オールタイム・ベスト-オリジナル-Special Edition(DVD付) の感想
参照データ
タイトル | オールタイム・ベスト-オリジナル-Special Edition(DVD付) |
発売日 | 2014-12-03 |
アーティスト | 中森明菜 |
販売元 | ユニバーサル ミュージック |
JANコード | 4988005863799 |
Disc 1 : | スローモーション 少女A セカンド・ラブ 1/2の神話 禁区 北ウイング サザン・ウインド 十戒(1984) 飾りじゃないのよ涙は ミ・アモーレ[Meu amor e…] DESIRE -情熱- ジプシー・クイーン 難破船 TATTOO 二人静 -「天河伝説殺人事件」より |
Disc 2 : | Everlasting Love 愛撫 月華 原始、女は太陽だった MOONLIGHT SHADOW -月に吠えろ APPETITE 帰省 ~Never Forget~ The Heat ~musica fiesta~ Days 落花流水 花よ踊れ DIVA Crazy Love I hope so SWEET RAIN (BONUS TRACK) |
カテゴリ | » ミュージック » ジャンル別 » J-POP |
購入者の感想
中森明菜の数ある名曲の中に「椿姫~ジュリアーナ~」という歌がある。まだレコードの時代,確かシングル「サンドベージュ」のB面だったので,あまり世間的には知られていないかもしれない。踊り子の生き様を歌ったエスニック色の強い歌で,当時の明菜の路線ではあるものの,少々背伸びしている感があった。しかし,DVDに納められた明菜の映像を見ていたら,この歌が私の脳裏をよぎった。歌手としての名声を得れば得るほど,明菜は孤独に苛まれ,どんどん人を信じられなくなっていった。
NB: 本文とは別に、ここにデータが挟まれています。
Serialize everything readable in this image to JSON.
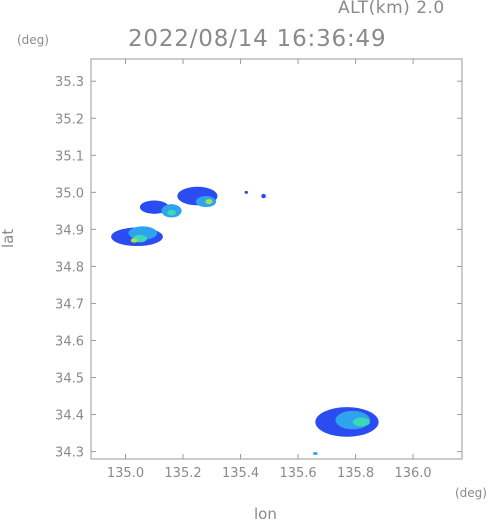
{
  "header": {
    "altitude_label": "ALT(km) 2.0",
    "timestamp": "2022/08/14 16:36:49"
  },
  "chart_data": {
    "type": "heatmap",
    "title": "2022/08/14 16:36:49",
    "subtitle": "ALT(km) 2.0",
    "xlabel": "lon",
    "ylabel": "lat",
    "x_unit": "(deg)",
    "y_unit": "(deg)",
    "xlim": [
      134.88,
      136.17
    ],
    "ylim": [
      34.28,
      35.36
    ],
    "grid": false,
    "x_ticks": [
      135.0,
      135.2,
      135.4,
      135.6,
      135.8,
      136.0
    ],
    "x_tick_labels": [
      "135.0",
      "135.2",
      "135.4",
      "135.6",
      "135.8",
      "136.0"
    ],
    "y_ticks": [
      34.3,
      34.4,
      34.5,
      34.6,
      34.7,
      34.8,
      34.9,
      35.0,
      35.1,
      35.2,
      35.3
    ],
    "y_tick_labels": [
      "34.3",
      "34.4",
      "34.5",
      "34.6",
      "34.7",
      "34.8",
      "34.9",
      "35.0",
      "35.1",
      "35.2",
      "35.3"
    ],
    "color_levels": {
      "low": "#2b4cf0",
      "mid": "#2fa3ee",
      "high": "#3ad9b8",
      "peak": "#a8e04a"
    },
    "echo_regions": [
      {
        "lon": 135.04,
        "lat": 34.88,
        "rlon": 0.09,
        "rlat": 0.025,
        "level": "low"
      },
      {
        "lon": 135.06,
        "lat": 34.89,
        "rlon": 0.05,
        "rlat": 0.018,
        "level": "mid"
      },
      {
        "lon": 135.05,
        "lat": 34.875,
        "rlon": 0.025,
        "rlat": 0.01,
        "level": "high"
      },
      {
        "lon": 135.03,
        "lat": 34.87,
        "rlon": 0.012,
        "rlat": 0.006,
        "level": "peak"
      },
      {
        "lon": 135.1,
        "lat": 34.96,
        "rlon": 0.05,
        "rlat": 0.018,
        "level": "low"
      },
      {
        "lon": 135.16,
        "lat": 34.95,
        "rlon": 0.035,
        "rlat": 0.018,
        "level": "mid"
      },
      {
        "lon": 135.16,
        "lat": 34.945,
        "rlon": 0.015,
        "rlat": 0.008,
        "level": "high"
      },
      {
        "lon": 135.25,
        "lat": 34.99,
        "rlon": 0.07,
        "rlat": 0.025,
        "level": "low"
      },
      {
        "lon": 135.28,
        "lat": 34.975,
        "rlon": 0.035,
        "rlat": 0.015,
        "level": "mid"
      },
      {
        "lon": 135.29,
        "lat": 34.975,
        "rlon": 0.012,
        "rlat": 0.007,
        "level": "peak"
      },
      {
        "lon": 135.42,
        "lat": 35.0,
        "rlon": 0.006,
        "rlat": 0.004,
        "level": "low"
      },
      {
        "lon": 135.48,
        "lat": 34.99,
        "rlon": 0.008,
        "rlat": 0.006,
        "level": "low"
      },
      {
        "lon": 135.77,
        "lat": 34.38,
        "rlon": 0.11,
        "rlat": 0.04,
        "level": "low"
      },
      {
        "lon": 135.79,
        "lat": 34.385,
        "rlon": 0.06,
        "rlat": 0.025,
        "level": "mid"
      },
      {
        "lon": 135.82,
        "lat": 34.38,
        "rlon": 0.03,
        "rlat": 0.012,
        "level": "high"
      },
      {
        "lon": 135.66,
        "lat": 34.295,
        "rlon": 0.008,
        "rlat": 0.004,
        "level": "mid"
      }
    ]
  }
}
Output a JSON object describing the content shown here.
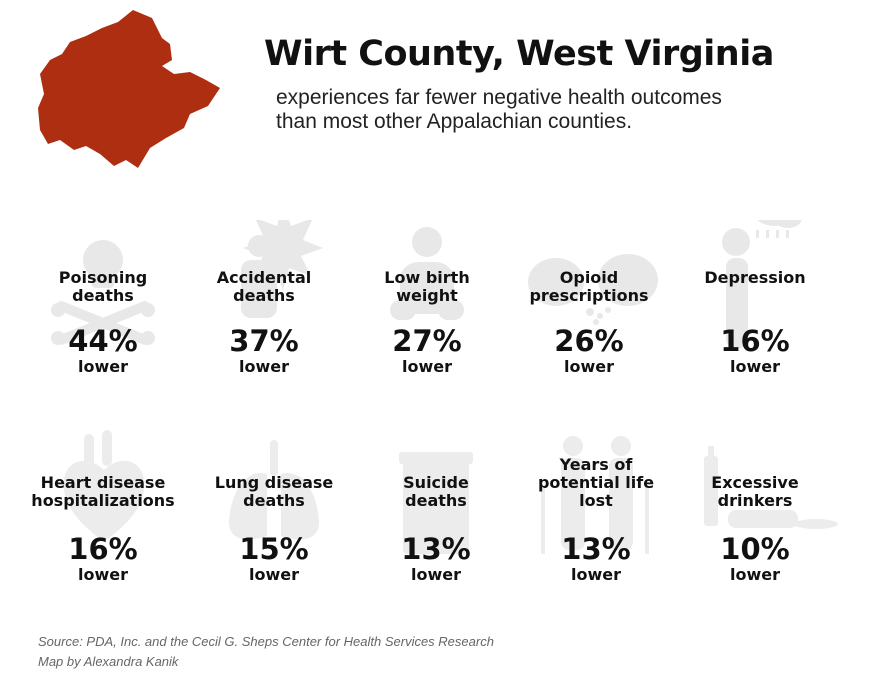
{
  "header": {
    "title": "Wirt County, West Virginia",
    "subtitle_lines": [
      "experiences far fewer negative health outcomes",
      "than most other Appalachian counties."
    ]
  },
  "colors": {
    "county": "#ae2e12",
    "text": "#111111",
    "icon": "#e6e6e6",
    "footer": "#666666"
  },
  "stats": [
    {
      "label_lines": [
        "Poisoning",
        "deaths"
      ],
      "value": "44%",
      "word": "lower",
      "icon": "skull-crossbones-icon"
    },
    {
      "label_lines": [
        "Accidental",
        "deaths"
      ],
      "value": "37%",
      "word": "lower",
      "icon": "explosion-person-icon"
    },
    {
      "label_lines": [
        "Low birth",
        "weight"
      ],
      "value": "27%",
      "word": "lower",
      "icon": "baby-icon"
    },
    {
      "label_lines": [
        "Opioid",
        "prescriptions"
      ],
      "value": "26%",
      "word": "lower",
      "icon": "pills-icon"
    },
    {
      "label_lines": [
        "Depression"
      ],
      "value": "16%",
      "word": "lower",
      "icon": "rain-cloud-person-icon"
    },
    {
      "label_lines": [
        "Heart disease",
        "hospitalizations"
      ],
      "value": "16%",
      "word": "lower",
      "icon": "heart-icon"
    },
    {
      "label_lines": [
        "Lung disease",
        "deaths"
      ],
      "value": "15%",
      "word": "lower",
      "icon": "lungs-icon"
    },
    {
      "label_lines": [
        "Suicide",
        "deaths"
      ],
      "value": "13%",
      "word": "lower",
      "icon": "pill-bottle-icon"
    },
    {
      "label_lines": [
        "Years of",
        "potential life",
        "lost"
      ],
      "value": "13%",
      "word": "lower",
      "icon": "elderly-couple-icon"
    },
    {
      "label_lines": [
        "Excessive",
        "drinkers"
      ],
      "value": "10%",
      "word": "lower",
      "icon": "spilled-bottle-icon"
    }
  ],
  "footer": {
    "source": "Source: PDA, Inc. and the Cecil G. Sheps Center for Health Services Research",
    "credit": "Map by Alexandra Kanik"
  }
}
レコード会社とのトラブルから,歌手活動の危機を迎えたこの時期,明菜は本当にどん底の状況だった。歌うどころではなかったであろう。それでも,明菜は自らの宿命を背負い,ステージに立った。自分を信じ,待ってくれているファンのために。だから,このDVDの明菜は,悲壮感が漂いすぎる。見ているのが,正直つらい。声も本調子にはほど遠く,普段なら聴かせ所の「ミ・アモーレ」の最後のロングトーンも歌えずじまい。悲痛な表情で,ファンに詫びるよう頭を下げる姿には,かつての歌謡界の女王の風格はない。でも,やはり明菜は天性の歌手,いや表現者である。これまでとは違ったオーラを発し始めている。その光は,とてもはかなげだけれども,この上なく優しい。癒しの光とでも言うのだろうか。「ありふれた風景」の後に自然に湧き起こる歓声が,何よりそれを物語っている。淡々とした決して盛り上がる曲ではないのに,明菜の歌唱に,表情に,人々は魅せられたのだ。来年1月に完全復帰のニュースが入った。ファンとしては,うれしいことこの上ないが,どうか無理はしないでほしい。明菜が好きな歌を,歌いたい歌を,納得できる形で私たちに届けてくれれば,それで満足である。歌姫が昔のように生き生きと,元気に歌い踊る姿を,われわれはずっと待ち望んできたのだから。ただ,もしリクエストに応えてもらえるなら,「椿姫~ジュリアーナ~」を今の明菜にぜひ歌ってほしい。このまま眠らせてしまうのは惜しい曲である。